Soylu, Afet ve Acil Durum Yönetimi Başkanlığındaki (AFAD) Mülki İdare Amirlerine Yönelik Afet Yönetimi ve Eğitimi Kapanış Programı’ndaki konuşmasına, dün gece Ankara’nın Keçiören ilçesindeki bir binada meydana gelen patlamada hayatını kaybedenlere Allah’tan rahmet, yaralılara da acil şifalar dileyerek başladı.
İtfaiyenin verdiği bilgiye göre, gaz sıkışması nedeniyle meydana gelen patlamada bir binanın kısmen yıkıldığını belirten Soylu, olayda yaralanan 6 kişiden 4’ünün Irak uyruklu olduğunu, birisi çocuk olmak üzere 2 Iraklı’nın da hayatını kaybettiğini belirtti. Soylu, yaralıların tedavisinin ise hastanede devam ettiğini söyledi.
İçişleri Bakanlığı tarihindeki afet tecrübesi en yüksek mülki idare amiri kadrolarından birinin bu dönemde bulunduğuna işaret eden Soylu, “Çünkü hem yüksek bir tecrübe biriktirdik, hem de bunu kısa bir zamanda, yaklaşık olarak son 2-3 yılda, ne yazık ki üst üste yaşadığımız afetler sayesinde edindik.
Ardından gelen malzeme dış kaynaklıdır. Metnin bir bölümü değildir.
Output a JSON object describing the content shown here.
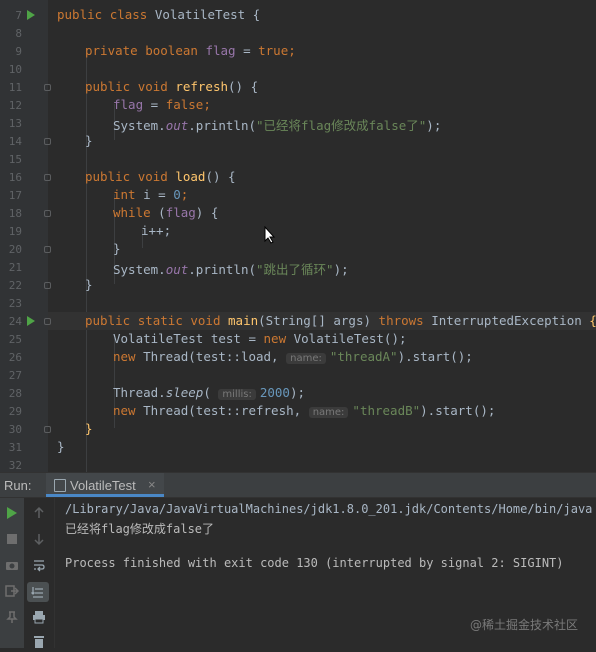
{
  "editor": {
    "lines": [
      {
        "num": "7",
        "tokens": [
          {
            "t": "public ",
            "c": "kw"
          },
          {
            "t": "class ",
            "c": "kw"
          },
          {
            "t": "VolatileTest {",
            "c": ""
          }
        ],
        "run": true,
        "indent": 0
      },
      {
        "num": "8",
        "tokens": [],
        "indent": 0
      },
      {
        "num": "9",
        "tokens": [
          {
            "t": "private ",
            "c": "kw"
          },
          {
            "t": "boolean ",
            "c": "kw"
          },
          {
            "t": "flag",
            "c": "fld"
          },
          {
            "t": " = ",
            "c": ""
          },
          {
            "t": "true",
            "c": "kw"
          },
          {
            "t": ";",
            "c": "kw"
          }
        ],
        "indent": 1
      },
      {
        "num": "10",
        "tokens": [],
        "indent": 0
      },
      {
        "num": "11",
        "tokens": [
          {
            "t": "public ",
            "c": "kw"
          },
          {
            "t": "void ",
            "c": "kw"
          },
          {
            "t": "refresh",
            "c": "fn"
          },
          {
            "t": "() {",
            "c": ""
          }
        ],
        "indent": 1,
        "fold": true
      },
      {
        "num": "12",
        "tokens": [
          {
            "t": "flag",
            "c": "fld"
          },
          {
            "t": " = ",
            "c": ""
          },
          {
            "t": "false",
            "c": "kw"
          },
          {
            "t": ";",
            "c": "kw"
          }
        ],
        "indent": 2
      },
      {
        "num": "13",
        "tokens": [
          {
            "t": "System.",
            "c": ""
          },
          {
            "t": "out",
            "c": "fld ital"
          },
          {
            "t": ".println(",
            "c": ""
          },
          {
            "t": "\"已经将flag修改成false了\"",
            "c": "str"
          },
          {
            "t": ");",
            "c": ""
          }
        ],
        "indent": 2
      },
      {
        "num": "14",
        "tokens": [
          {
            "t": "}",
            "c": ""
          }
        ],
        "indent": 1,
        "fold": true
      },
      {
        "num": "15",
        "tokens": [],
        "indent": 0
      },
      {
        "num": "16",
        "tokens": [
          {
            "t": "public ",
            "c": "kw"
          },
          {
            "t": "void ",
            "c": "kw"
          },
          {
            "t": "load",
            "c": "fn"
          },
          {
            "t": "() {",
            "c": ""
          }
        ],
        "indent": 1,
        "fold": true
      },
      {
        "num": "17",
        "tokens": [
          {
            "t": "int ",
            "c": "kw"
          },
          {
            "t": "i",
            "c": ""
          },
          {
            "t": " = ",
            "c": ""
          },
          {
            "t": "0",
            "c": "num"
          },
          {
            "t": ";",
            "c": "kw"
          }
        ],
        "indent": 2
      },
      {
        "num": "18",
        "tokens": [
          {
            "t": "while ",
            "c": "kw"
          },
          {
            "t": "(",
            "c": ""
          },
          {
            "t": "flag",
            "c": "fld"
          },
          {
            "t": ") {",
            "c": ""
          }
        ],
        "indent": 2,
        "fold": true
      },
      {
        "num": "19",
        "tokens": [
          {
            "t": "i++;",
            "c": ""
          }
        ],
        "indent": 3
      },
      {
        "num": "20",
        "tokens": [
          {
            "t": "}",
            "c": ""
          }
        ],
        "indent": 2,
        "fold": true
      },
      {
        "num": "21",
        "tokens": [
          {
            "t": "System.",
            "c": ""
          },
          {
            "t": "out",
            "c": "fld ital"
          },
          {
            "t": ".println(",
            "c": ""
          },
          {
            "t": "\"跳出了循环\"",
            "c": "str"
          },
          {
            "t": ");",
            "c": ""
          }
        ],
        "indent": 2
      },
      {
        "num": "22",
        "tokens": [
          {
            "t": "}",
            "c": ""
          }
        ],
        "indent": 1,
        "fold": true
      },
      {
        "num": "23",
        "tokens": [],
        "indent": 0
      },
      {
        "num": "24",
        "tokens": [
          {
            "t": "public ",
            "c": "kw"
          },
          {
            "t": "static ",
            "c": "kw"
          },
          {
            "t": "void ",
            "c": "kw"
          },
          {
            "t": "main",
            "c": "fn"
          },
          {
            "t": "(String[] args) ",
            "c": ""
          },
          {
            "t": "throws ",
            "c": "kw"
          },
          {
            "t": "InterruptedException ",
            "c": ""
          },
          {
            "t": "{",
            "c": "fn"
          }
        ],
        "indent": 1,
        "run": true,
        "fold": true,
        "current": true
      },
      {
        "num": "25",
        "tokens": [
          {
            "t": "VolatileTest test = ",
            "c": ""
          },
          {
            "t": "new ",
            "c": "kw"
          },
          {
            "t": "VolatileTest();",
            "c": ""
          }
        ],
        "indent": 2
      },
      {
        "num": "26",
        "tokens": [
          {
            "t": "new ",
            "c": "kw"
          },
          {
            "t": "Thread(test::load, ",
            "c": ""
          },
          {
            "t": "name:",
            "c": "hint"
          },
          {
            "t": "\"threadA\"",
            "c": "str"
          },
          {
            "t": ").start();",
            "c": ""
          }
        ],
        "indent": 2
      },
      {
        "num": "27",
        "tokens": [],
        "indent": 0
      },
      {
        "num": "28",
        "tokens": [
          {
            "t": "Thread.",
            "c": ""
          },
          {
            "t": "sleep",
            "c": "ital"
          },
          {
            "t": "( ",
            "c": ""
          },
          {
            "t": "millis:",
            "c": "hint"
          },
          {
            "t": "2000",
            "c": "num"
          },
          {
            "t": ");",
            "c": ""
          }
        ],
        "indent": 2
      },
      {
        "num": "29",
        "tokens": [
          {
            "t": "new ",
            "c": "kw"
          },
          {
            "t": "Thread(test::refresh, ",
            "c": ""
          },
          {
            "t": "name:",
            "c": "hint"
          },
          {
            "t": "\"threadB\"",
            "c": "str"
          },
          {
            "t": ").start();",
            "c": ""
          }
        ],
        "indent": 2
      },
      {
        "num": "30",
        "tokens": [
          {
            "t": "}",
            "c": "fn"
          }
        ],
        "indent": 1,
        "fold": true
      },
      {
        "num": "31",
        "tokens": [
          {
            "t": "}",
            "c": ""
          }
        ],
        "indent": 0
      },
      {
        "num": "32",
        "tokens": [],
        "indent": 0
      }
    ]
  },
  "run_panel": {
    "label": "Run:",
    "tab_name": "VolatileTest",
    "tab_close": "×"
  },
  "console": {
    "line1": "/Library/Java/JavaVirtualMachines/jdk1.8.0_201.jdk/Contents/Home/bin/java ...",
    "line2": "已经将flag修改成false了",
    "line3": "Process finished with exit code 130 (interrupted by signal 2: SIGINT)"
  },
  "watermark": "@稀土掘金技术社区",
  "colors": {
    "keyword": "#cc7832",
    "method": "#ffc66d",
    "string": "#6a8759",
    "number": "#6897bb",
    "field": "#9876aa",
    "run_green": "#4fa447"
  },
  "icons": {
    "gutter_run": "play-icon",
    "toolbar": [
      "rerun-icon",
      "stop-icon",
      "camera-icon",
      "exit-icon",
      "up-arrow-icon",
      "down-arrow-icon",
      "soft-wrap-icon",
      "scroll-to-end-icon",
      "print-icon",
      "trash-icon"
    ]
  }
}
Hem deprem ve sel gibi aşina olduğumuz afetlerle edindik, hem de küresel virüs salgını gibi daha önce hiç tecrübe etmediğimiz bir salgın afetini yöneterek, böyle bir tecrübeyi edindik.” şeklinde konuştu.
Soylu, söz konusu afetlerin hiçbirinde millete karşı mahcup olmadıklarını belirtti.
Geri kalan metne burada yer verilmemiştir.